Don Reeder sits in the Madras COCC community room named in his honor.In recognition of the years of work Don Reeder devoted to bringing a Central Oregon Community College branch campus to Madras, the COCC Board of Directors has named the large meeting room at the center in his honor.

For 16 years, Madras resident Reeder has served on the COCC Board of Directors, representing Jefferson County, part of Wasco County and the north portion of Deschutes County.

He officially retired from the board on June 30, and was surprised by the announcement unveiling the new “Don Reeder Community Room” at the board’s September meeting in Madras.

COCC Board Chairman Bruce Abernethy noted, “Don has been a tireless advocate for having a COCC presence in Madras, and we felt this was an appropriate way of honoring him and recognizing that work.”

Reeder said it took seven different types of efforts for bond levies, two applications for federal grants, and one request for a private donation, to finally get a bond levy to pass.

He was elected to the board in 1997, and during his tenure served as the chairman three times.

“I tied with Fred Christiansen for the most times as board chair,” he said of the late at-large board representative from Madras. “He and I used to have coffee together many times, and he’s the one who got me interested in running for the board,” Reeder added.

Local COCC board members have included Bill Robinson Sr., Jim Ramsey, Bill Bellamy, Fred Christiansen, Don Reeder, and now Joe Krenowicz.

“An educational board is only as good as the administration, professors, and support staff. And I was very pleased that the focus was always on the student. That’s what made my 16 years satisfying,” he commented.

Reeder said highlights during his time on the board included:

• Getting a four-year college established (OSU-Cascades).

• Building better relationships with local high schools, such as the 2+2 program, and offering college classes for high school students.

• Establishing new buildings on the Bend and Redmond campuses, and establishing branch campuses in Madras and Prineville.

• Working to establish the college campus in Redmond, which by itself is larger than three community colleges in Oregon. “It’s as important as the Prineville and Madras campuses, because it’s so far to travel to Bend, and because Redmond has more offerings now, aided by the new science labs,” Reeder said.

Looking at future plans, he said COCC hopes to offer a community college degree in Madras, but more students will be needed to do that.

In Jefferson County, Reeder said that it was important for local residents to have the skills to get higher paying jobs. “And I believe that education is the gateway in this economy to qualify for family-wage jobs,” he said.

That is why getting a branch campus in Madras was important. Because of the distance people had to travel to go to COCC in Bend, and the need to train the Jefferson County population for good jobs.

“Hopefully, the local economy will grow, and Jefferson County residents will have the training to fill those jobs,” Reeder said.

He noted Bend and Madras can’t just focus on themselves. “What’s good for Madras is good for Bend, and vice versa.

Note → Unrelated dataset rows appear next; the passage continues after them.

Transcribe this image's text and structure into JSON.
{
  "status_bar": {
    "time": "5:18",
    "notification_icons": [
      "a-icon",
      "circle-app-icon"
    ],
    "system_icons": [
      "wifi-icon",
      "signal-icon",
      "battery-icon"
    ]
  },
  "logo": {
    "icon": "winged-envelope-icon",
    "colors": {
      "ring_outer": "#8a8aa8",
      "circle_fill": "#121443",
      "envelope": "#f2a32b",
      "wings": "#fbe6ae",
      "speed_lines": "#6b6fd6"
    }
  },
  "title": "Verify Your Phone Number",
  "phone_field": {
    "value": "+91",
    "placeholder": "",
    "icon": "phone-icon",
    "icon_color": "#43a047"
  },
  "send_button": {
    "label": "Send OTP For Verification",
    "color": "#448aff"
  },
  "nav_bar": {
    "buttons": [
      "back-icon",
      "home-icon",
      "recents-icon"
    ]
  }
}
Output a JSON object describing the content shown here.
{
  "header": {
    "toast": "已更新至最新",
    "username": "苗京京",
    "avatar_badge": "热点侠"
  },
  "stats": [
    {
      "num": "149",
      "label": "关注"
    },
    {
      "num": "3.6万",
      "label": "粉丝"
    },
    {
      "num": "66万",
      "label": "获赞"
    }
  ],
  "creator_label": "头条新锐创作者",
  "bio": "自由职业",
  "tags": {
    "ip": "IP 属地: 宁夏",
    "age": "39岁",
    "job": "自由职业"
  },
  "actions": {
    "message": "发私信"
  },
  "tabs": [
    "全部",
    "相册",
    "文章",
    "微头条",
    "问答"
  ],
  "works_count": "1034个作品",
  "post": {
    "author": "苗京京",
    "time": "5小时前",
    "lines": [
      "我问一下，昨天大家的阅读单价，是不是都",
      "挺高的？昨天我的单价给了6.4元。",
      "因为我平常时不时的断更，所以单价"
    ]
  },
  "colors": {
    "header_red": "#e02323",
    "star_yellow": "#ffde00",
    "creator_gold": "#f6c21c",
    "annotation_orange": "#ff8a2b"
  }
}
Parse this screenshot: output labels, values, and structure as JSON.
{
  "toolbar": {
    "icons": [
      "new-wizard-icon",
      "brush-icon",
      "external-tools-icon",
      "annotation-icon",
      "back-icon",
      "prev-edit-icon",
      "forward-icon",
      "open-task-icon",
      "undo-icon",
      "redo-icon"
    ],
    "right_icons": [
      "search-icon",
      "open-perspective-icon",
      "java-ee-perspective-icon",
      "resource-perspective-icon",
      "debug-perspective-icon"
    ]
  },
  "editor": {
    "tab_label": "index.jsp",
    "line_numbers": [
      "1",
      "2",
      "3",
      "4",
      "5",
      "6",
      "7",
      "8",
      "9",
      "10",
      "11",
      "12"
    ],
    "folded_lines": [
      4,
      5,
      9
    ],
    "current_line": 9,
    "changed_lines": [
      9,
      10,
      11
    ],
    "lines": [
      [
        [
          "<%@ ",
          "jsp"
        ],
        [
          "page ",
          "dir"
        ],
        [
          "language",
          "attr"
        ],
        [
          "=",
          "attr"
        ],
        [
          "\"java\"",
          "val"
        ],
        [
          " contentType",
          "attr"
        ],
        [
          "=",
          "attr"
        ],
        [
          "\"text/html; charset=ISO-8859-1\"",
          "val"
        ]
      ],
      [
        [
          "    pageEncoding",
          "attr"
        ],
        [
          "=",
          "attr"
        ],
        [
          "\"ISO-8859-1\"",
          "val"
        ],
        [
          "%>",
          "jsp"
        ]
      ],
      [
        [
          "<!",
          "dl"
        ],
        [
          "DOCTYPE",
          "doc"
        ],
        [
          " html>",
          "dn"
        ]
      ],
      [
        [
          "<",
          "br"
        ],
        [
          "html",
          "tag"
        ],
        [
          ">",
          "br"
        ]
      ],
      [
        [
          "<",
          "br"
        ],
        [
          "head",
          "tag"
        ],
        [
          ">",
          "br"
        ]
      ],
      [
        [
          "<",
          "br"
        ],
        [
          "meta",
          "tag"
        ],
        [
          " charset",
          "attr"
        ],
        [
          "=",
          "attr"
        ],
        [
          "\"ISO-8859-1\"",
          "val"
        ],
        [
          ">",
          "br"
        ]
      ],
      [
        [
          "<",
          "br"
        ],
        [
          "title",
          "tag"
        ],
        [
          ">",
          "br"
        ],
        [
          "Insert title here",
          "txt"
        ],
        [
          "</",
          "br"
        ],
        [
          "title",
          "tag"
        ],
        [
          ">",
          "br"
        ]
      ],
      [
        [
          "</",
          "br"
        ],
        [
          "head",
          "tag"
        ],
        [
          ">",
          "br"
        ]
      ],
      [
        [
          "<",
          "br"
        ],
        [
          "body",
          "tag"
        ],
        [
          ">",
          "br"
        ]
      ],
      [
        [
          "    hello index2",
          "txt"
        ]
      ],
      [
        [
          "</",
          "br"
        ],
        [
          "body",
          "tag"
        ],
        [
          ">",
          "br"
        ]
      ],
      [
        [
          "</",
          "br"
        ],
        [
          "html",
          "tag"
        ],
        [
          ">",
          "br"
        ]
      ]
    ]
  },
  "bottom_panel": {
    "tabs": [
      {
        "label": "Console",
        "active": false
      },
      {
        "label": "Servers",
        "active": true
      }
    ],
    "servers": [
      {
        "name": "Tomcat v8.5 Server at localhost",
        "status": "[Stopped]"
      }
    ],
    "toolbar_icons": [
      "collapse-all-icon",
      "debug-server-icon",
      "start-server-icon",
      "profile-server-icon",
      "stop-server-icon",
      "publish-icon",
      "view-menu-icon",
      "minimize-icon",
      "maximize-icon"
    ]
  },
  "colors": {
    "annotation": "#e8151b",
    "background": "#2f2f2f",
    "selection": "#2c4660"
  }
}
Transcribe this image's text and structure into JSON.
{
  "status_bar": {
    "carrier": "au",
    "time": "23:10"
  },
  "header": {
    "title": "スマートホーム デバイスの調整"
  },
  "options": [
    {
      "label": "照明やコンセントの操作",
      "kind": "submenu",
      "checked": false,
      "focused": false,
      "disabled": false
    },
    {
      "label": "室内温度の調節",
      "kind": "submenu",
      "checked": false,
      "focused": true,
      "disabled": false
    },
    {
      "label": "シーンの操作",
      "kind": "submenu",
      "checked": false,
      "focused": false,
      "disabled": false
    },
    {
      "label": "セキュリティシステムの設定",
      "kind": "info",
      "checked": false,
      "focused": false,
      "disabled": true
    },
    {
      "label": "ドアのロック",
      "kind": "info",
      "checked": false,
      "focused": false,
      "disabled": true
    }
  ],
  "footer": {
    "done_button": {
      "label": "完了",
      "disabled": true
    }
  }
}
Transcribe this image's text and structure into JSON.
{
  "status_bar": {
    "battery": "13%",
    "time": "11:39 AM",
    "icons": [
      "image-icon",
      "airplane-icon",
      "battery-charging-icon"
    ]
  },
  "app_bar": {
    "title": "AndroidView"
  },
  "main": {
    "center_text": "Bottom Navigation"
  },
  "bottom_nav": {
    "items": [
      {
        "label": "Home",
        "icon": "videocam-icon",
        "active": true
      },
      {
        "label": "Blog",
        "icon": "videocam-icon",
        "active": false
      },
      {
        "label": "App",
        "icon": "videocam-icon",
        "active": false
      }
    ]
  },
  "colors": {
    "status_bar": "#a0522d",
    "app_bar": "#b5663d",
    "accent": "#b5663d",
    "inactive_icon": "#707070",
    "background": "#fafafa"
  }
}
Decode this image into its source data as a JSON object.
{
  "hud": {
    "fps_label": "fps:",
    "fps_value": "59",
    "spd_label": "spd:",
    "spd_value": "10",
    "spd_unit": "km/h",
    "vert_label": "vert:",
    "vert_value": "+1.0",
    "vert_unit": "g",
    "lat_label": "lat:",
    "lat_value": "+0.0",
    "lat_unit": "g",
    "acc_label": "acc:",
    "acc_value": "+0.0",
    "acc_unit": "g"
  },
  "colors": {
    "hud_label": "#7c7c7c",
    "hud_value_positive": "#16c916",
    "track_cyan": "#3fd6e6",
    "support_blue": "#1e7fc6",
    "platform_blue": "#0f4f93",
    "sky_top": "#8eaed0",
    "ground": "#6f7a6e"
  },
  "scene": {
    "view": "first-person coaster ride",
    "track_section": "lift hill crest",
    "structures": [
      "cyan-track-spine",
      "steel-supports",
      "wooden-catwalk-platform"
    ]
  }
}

We’re a Central Oregon economy,” he emphasized.

Reeder said he was honored to have the room named after him, but said the honor had to be shared with the people he has worked with at the college.

“Courtney Snead and Jennifer Oppenlander are doing a great job at the Madras campus,” he said. He also recalled working with “top flight” people through the years, including college presidents Bob Barber and Jim Middleton, and administrators Matt McCoy, Alicia Moore, Kathy Walsh, Bart Query, Jim Jones, Kevin Kimball and Ron Paradis.

“The board of directors and staff really care about COCC and not their own agendas, and about making the college better,” he observed.

As he steps down from the board, Reeder said he is really happy about the financial well-being of the college.

“We had many tough years, but Jim Jones and Kevin Kimball and the financial staff did an amazing job of keeping the college in good financial shape,” he said.

“Remarkably, we’ve saved some money for a potential PERS shortfall, and retiree insurance liabilities,” Reeder said, adding, “At a national conference Jones

was at, he said that out of 300-400 institutions, COCC was the only one to do that.”

In June, as a grand finale to his service on the board, Reeder said, “I got to hand out diplomas to the graduates, which was a lot of fun and rewarding.”